There are some in (well, maybe) the Roman Catholic Church who are taking matters into their own hands:
A few weeks ago, a group called Roman Catholic Womenpriests staged what it called an ordination, vesting three Boston-area women in white chasubles and red stoles. It told the local papers that the ordinations were valid, despite the Catholic Church’s teaching to the contrary; it even asserted episcopal approval from a rogue bishop whose name it won’t reveal. But, as a statement from the Archdiocese of Boston put it: “Catholics who attempt to confer a sacred order on a woman, and the women who attempt to receive a sacred order, are by their own actions separating themselves from the Church.” In other words: The ordinations were not Catholic.
Quite a few points in this article have eerie parallels with some of the things are being bandied back and forth on Jonathan Stone’s blog relative to this subject in the Church of God. But there are two very important differences to consider in the basic theories governing these two churches.
Or there’s supposed to be…
First, I’ve done this repeatedly before but let me note the following from We May Not Be a Church After All:
But Roman Catholicism has another concept of church: an organization, whose leadership is the direct successor of the Apostles (and the head of this organization being the direct successor of Peter,) and which was established and empowered by Christ to dispense grace through the sacraments and truth through its authoritative teaching. Such a church is in reality a mediator between man and God. To back this up Roman Catholicism teaches that the establishment of such an authoritative institution was high on Christ’s agenda while He was here. Roman Catholicism is not alone in this; the Orthodox churches have the same high view of themselves, the Anglican ones to a lesser extent.
The whole purpose of the priesthood is to actualise that view of church. But Protestant churches are supposed to be different, a view based on Scripture:
This of course leaves an obvious question to be answered: did in fact Jesus Christ intend to establish a church such as the Roman Catholic one as a central part of His mission on earth? Looking at our Lord’s own relationship with the religious authorities of this day isn’t encouraging to the Catholic position. Judaism in Jesus’ day was developing into what we now know as “rabbinic Judaism,” where the rabbis were able to develop their interpretation of the law into authoritative teaching enforceable within Judaism. The Pharisees were the “leaders of the pack” in this regard, and Jesus’ opposition to the Pharisees at virtually all levels is well known.
And that leads to the business of equality. Returning to the WSJ article, defenders of an all-male priesthood come back with the following:
Mother Assumpta Long, a statuesque, media-savvy Dominican sister in Ann Arbor, Mich., says that the Catholic Church already recognizes the equality of women — and that the dissenters confuse equality with identical opportunity. “All people are created by God equal in that we each possess an immortal and individual soul. [But] we are each unique in our talents. . . . Women are called upon to be mothers (spiritually and, for many in marriage, physically as well); whereas men are called upon to be fathers (spiritually and, for many in marriage, physically as well).” These sound like roles in a healthy family — not the artifact of a stifling, misogynistic patriarchy.

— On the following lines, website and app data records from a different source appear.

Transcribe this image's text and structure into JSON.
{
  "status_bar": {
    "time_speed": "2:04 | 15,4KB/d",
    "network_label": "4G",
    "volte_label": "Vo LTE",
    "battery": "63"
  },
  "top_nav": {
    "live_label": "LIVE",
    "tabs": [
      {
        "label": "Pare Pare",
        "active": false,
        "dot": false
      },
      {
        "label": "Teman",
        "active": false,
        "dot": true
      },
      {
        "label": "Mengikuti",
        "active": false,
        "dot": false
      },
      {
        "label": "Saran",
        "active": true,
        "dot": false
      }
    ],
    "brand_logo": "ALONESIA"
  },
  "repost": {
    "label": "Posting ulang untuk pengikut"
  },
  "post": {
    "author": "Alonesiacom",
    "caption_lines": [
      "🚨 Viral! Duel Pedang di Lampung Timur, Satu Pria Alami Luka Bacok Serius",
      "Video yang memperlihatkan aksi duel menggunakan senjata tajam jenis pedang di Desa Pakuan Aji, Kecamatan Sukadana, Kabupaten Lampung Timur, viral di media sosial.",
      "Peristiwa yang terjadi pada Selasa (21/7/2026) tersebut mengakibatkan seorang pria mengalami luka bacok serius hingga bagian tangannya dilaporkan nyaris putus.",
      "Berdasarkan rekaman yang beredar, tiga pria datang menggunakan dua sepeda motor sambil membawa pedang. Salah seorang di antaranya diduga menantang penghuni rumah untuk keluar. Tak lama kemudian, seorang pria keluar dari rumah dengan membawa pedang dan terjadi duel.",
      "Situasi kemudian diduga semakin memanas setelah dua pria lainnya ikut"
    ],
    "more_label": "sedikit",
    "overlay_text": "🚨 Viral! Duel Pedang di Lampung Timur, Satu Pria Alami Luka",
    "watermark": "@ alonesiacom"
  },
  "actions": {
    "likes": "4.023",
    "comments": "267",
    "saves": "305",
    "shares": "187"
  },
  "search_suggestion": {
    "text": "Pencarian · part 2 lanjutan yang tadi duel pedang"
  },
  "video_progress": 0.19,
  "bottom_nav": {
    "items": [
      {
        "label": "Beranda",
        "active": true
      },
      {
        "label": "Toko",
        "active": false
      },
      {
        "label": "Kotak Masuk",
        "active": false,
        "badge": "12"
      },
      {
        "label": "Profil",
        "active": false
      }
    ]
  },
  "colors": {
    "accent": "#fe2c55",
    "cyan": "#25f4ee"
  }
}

But inequality is built into the system. The whole RC concept of church elevates their priesthood beyond the rest of us. The running implication of the system–and that, in fairness, includes religious other than priests and bishops–is that the religious are Christians on a higher plane, one that the ordinary cannot attain. Mother Assumpta’s assertion of equality implies that, as long as women can pass into some kind of religious life and thus the higher plane of Christian life, they’re on the same level as the men, even though they cannot become priests.
Protestant churches are supposed to be beyond this. But there’s an undertow even here that the people who are really “sold out to God” are the ones that go into the ministry. That in turn undermines the whole evangelical paradigm of the church as the gathering of all those who are called out–the ecclesia, if you please.
It is my opinion that, the closer we get to a New Testament concept of church, the closer we will be to solving all of these “equality” issues and get on with what we’re supposed to be doing with all of the people we’re supposed to be doing it with.